Nei numerosi viaggi tra Piemonte e Liguria Burnat diventò una figura di riferimento del circolo di studiosi che gravitavano attorno alla casa di un affascinante ed eclettico inglese: Clarence Biknell. Religioso "pentito", matematico, naturalista e archeologo. La sua famiglia aveva interessi nel commercio dell'olio di balena e nelle flotte di pescherecci dei mari del sud e questo sarebbe di per sé sufficiente a legare la sua figura a quella dei grandi esploratori della sua epoca, ma Biknell fu egli stesso un avventuriero. Dopo una crisi religiosa utilizzò, infatti, le ricchezze ereditate dalla famiglia per vedere il mondo.
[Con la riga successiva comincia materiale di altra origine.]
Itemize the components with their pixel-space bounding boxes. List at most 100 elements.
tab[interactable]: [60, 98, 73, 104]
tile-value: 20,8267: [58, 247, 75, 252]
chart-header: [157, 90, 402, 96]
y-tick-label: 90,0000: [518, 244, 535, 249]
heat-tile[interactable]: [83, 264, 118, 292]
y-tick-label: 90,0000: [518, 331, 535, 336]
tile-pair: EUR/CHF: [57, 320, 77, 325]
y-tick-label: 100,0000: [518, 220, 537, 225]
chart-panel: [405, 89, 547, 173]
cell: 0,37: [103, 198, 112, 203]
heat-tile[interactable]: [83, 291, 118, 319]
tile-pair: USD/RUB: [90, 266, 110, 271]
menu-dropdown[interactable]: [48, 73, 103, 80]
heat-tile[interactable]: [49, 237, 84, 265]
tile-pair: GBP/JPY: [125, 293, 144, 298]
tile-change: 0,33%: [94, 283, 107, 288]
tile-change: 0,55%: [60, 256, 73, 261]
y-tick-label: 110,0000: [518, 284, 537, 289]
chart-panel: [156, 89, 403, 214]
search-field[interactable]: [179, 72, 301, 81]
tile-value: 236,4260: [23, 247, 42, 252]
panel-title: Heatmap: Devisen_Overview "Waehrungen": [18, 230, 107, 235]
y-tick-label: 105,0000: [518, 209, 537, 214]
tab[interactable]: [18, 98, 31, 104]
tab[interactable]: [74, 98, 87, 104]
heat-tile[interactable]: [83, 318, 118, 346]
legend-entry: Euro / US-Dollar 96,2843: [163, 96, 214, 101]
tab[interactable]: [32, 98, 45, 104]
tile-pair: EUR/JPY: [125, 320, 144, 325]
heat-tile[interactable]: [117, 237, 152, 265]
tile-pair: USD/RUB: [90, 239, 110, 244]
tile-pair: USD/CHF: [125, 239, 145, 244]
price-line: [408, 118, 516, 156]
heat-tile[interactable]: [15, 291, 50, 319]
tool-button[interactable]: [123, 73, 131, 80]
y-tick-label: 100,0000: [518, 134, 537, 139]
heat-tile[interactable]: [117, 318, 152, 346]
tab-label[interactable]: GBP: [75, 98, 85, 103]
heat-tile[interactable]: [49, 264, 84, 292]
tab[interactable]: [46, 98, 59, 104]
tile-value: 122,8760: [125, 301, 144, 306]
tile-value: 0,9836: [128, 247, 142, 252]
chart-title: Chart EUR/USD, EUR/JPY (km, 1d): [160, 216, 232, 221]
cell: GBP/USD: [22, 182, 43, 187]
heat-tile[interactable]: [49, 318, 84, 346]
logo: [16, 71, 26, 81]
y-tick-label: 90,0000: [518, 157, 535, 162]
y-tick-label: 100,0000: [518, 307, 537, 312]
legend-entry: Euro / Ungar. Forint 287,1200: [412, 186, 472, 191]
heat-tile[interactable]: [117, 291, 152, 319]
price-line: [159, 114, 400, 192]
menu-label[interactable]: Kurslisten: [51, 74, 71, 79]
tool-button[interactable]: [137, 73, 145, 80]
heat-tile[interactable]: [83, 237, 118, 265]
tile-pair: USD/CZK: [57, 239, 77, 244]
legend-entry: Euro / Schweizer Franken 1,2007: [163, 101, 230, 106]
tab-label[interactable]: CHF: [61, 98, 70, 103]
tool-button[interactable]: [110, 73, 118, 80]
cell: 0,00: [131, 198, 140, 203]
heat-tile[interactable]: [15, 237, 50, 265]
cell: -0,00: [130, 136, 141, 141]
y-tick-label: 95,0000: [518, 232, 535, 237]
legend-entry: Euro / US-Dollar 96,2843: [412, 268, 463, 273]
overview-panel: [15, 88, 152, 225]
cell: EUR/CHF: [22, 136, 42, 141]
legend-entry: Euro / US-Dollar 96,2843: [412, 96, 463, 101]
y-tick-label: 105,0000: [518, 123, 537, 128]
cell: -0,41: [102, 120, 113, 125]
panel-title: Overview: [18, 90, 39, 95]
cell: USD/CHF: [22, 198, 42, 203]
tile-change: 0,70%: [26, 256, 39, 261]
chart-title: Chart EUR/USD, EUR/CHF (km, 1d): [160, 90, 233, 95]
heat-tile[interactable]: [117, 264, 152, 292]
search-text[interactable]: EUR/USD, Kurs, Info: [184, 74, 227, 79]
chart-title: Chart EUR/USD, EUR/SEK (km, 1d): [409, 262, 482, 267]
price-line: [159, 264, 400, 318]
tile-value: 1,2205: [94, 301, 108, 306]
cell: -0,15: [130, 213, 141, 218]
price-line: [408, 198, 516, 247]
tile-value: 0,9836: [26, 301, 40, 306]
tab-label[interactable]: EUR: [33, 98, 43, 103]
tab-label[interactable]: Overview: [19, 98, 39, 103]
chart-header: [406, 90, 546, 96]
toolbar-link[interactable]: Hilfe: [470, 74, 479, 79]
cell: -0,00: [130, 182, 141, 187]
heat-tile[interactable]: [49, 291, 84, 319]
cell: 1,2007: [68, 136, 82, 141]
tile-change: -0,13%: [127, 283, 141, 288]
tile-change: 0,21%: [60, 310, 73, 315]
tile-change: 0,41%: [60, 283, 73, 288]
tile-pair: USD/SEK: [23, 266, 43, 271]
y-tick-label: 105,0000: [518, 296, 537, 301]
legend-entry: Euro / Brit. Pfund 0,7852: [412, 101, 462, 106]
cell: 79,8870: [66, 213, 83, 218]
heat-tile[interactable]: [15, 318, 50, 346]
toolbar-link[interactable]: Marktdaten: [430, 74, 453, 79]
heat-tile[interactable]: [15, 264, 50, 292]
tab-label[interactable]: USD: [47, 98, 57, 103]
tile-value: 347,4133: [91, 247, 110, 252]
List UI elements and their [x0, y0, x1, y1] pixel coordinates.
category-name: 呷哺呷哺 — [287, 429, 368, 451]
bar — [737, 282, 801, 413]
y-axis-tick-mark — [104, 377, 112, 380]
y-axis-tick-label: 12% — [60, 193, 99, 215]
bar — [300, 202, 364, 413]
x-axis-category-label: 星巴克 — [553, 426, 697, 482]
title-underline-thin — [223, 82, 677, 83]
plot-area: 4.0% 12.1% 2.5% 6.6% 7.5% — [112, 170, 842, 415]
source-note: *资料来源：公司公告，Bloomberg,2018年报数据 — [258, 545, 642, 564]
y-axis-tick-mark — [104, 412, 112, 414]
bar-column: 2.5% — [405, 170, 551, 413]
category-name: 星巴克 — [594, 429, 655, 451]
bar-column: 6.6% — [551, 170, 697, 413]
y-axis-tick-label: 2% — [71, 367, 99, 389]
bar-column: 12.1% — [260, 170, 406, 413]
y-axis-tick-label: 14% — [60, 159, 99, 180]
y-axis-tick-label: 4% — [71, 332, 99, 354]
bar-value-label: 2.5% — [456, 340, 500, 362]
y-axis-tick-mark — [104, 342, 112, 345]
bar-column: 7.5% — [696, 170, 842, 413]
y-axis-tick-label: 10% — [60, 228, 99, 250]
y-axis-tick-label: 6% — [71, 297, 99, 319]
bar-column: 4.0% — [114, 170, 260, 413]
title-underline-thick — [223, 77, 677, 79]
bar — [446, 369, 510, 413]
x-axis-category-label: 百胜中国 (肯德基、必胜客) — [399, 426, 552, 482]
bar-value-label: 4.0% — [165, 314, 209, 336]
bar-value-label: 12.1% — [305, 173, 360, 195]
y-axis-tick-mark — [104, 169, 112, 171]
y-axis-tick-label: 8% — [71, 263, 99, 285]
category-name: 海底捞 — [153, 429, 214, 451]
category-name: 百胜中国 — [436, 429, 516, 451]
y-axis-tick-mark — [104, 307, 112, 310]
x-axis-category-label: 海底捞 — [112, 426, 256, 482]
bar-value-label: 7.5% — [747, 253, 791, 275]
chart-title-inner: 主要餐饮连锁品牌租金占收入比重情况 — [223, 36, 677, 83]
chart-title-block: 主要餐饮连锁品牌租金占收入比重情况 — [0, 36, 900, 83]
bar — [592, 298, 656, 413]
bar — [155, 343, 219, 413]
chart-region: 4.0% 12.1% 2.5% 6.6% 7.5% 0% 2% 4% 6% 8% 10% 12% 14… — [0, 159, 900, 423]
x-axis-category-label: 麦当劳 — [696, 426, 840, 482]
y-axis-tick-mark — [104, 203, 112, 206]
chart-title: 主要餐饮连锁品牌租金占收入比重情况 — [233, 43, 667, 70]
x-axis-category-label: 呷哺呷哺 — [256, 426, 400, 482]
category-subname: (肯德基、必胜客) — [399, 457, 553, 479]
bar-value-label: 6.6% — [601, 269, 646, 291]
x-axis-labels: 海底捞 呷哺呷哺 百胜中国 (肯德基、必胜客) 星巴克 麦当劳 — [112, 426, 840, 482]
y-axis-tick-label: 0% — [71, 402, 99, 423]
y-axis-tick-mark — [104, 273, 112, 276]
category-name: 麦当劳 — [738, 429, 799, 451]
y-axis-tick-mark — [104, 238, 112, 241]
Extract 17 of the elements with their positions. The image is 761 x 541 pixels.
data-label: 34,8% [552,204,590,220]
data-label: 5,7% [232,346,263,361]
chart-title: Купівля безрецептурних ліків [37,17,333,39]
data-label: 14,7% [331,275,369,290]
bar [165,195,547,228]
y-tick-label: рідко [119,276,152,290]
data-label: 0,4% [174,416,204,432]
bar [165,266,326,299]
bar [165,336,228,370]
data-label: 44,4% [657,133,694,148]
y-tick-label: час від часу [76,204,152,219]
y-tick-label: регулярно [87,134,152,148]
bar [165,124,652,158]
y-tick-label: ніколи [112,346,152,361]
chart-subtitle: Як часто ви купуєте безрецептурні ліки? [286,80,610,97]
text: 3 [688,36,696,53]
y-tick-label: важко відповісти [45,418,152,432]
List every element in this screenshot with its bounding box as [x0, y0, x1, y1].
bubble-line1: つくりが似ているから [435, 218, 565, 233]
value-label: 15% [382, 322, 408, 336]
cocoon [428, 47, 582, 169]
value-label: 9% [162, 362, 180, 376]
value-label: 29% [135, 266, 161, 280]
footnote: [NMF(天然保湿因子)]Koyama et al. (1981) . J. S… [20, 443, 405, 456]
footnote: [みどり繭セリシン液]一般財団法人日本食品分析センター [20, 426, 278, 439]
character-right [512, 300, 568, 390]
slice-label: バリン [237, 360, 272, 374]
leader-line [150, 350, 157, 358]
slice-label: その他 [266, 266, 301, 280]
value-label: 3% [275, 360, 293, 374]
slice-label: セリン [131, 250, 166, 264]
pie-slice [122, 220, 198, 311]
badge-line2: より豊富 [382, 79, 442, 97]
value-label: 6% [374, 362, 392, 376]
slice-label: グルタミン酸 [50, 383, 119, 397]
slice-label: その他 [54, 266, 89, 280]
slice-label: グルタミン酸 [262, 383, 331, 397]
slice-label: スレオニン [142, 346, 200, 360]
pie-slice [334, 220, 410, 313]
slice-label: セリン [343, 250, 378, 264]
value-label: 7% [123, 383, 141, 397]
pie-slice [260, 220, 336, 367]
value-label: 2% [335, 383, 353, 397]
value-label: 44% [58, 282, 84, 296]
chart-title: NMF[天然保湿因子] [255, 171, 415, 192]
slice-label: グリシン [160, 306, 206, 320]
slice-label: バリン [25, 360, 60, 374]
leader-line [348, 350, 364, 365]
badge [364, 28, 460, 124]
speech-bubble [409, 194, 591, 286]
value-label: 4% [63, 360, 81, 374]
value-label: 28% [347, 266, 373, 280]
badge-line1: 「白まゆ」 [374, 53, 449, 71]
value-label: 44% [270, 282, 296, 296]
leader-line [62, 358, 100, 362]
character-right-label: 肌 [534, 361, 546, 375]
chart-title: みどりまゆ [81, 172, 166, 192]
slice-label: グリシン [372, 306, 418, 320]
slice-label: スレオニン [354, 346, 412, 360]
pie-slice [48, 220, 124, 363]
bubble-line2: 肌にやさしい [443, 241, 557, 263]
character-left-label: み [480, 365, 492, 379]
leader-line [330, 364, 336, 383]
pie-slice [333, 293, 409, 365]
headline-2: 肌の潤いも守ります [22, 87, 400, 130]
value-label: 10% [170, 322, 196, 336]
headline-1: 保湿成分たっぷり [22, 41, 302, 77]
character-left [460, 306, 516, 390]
I suoi viaggi tra Asia, Nuova Zelanda e Africa vanno a comporre un percorso tortuoso che culminò in un luogo a noi decisamente più familiare: l'Italia. Biknell fu, infatti, parte di quel folto gruppo di inglesi folgorato dal clima e dalle bellezze della riviera Ligure dove si trasferì e dove trascorse gran parte della sua vita. La sua casa di Bordighera e il suo "cottage" montano di Casterino, oggi in Francia, divennero il punto di partenza per le numerose esplorazioni nelle Alpi Marittime i cui risultati sono raccolti in diverse pubblicazioni botaniche arricchite dalle illustrazioni dello stesso Biknell (fu autore di oltre 3000 dipinti di piante), che oltretutto era anche un pittore. Fu in uno di questi viaggi che Biknell segnalò una popolazione di Cypripedium calceolus, anche conosciuto come scarpetta di Venere, la più grande orchidea europea. Il primo a venire a conoscenza di tale scoperta fu proprio l'amico Burnat al quale Clarence scrisse per comunicare l'osservazione. In onore del contributo che Biknell diede allo studio della flora di questo angolo di mondo anche il suo nome rimane legato ad una specie endemica delle Alpi Marittime: il Rhaponticum bicknellii. Pianta di grandi dimensioni, appartenente alle Asteraceae, cresce rigogliosa nelle praterie calcaree montane ed è parente del cardo, con il quale condivide la conformazione del fiore.

Non è però la botanica il campo che rese famoso Biknell tra i suoi contemporanei. L'inglese, infatti, fu uno dei primi a studiare e catalogare le incisioni rupestri ritrovate nella Valle delle Meraviglie sul massiccio del Mercantour. Spinto sulle Alpi Marittime dalla sua passione per la botanica, Biknell ne uscì trasformato in un archeologo, anche sotto questo aspetto non ha nulla da invidiare ai grandi esploratori che spesso si facevano trasportare da un'intuizione e dalla semplice osservazione della natura che li circondava, una natura che nasconde tesori e meraviglie che ci si trovi nelle fitte foreste tropicali o tra le più vicine valli alpine.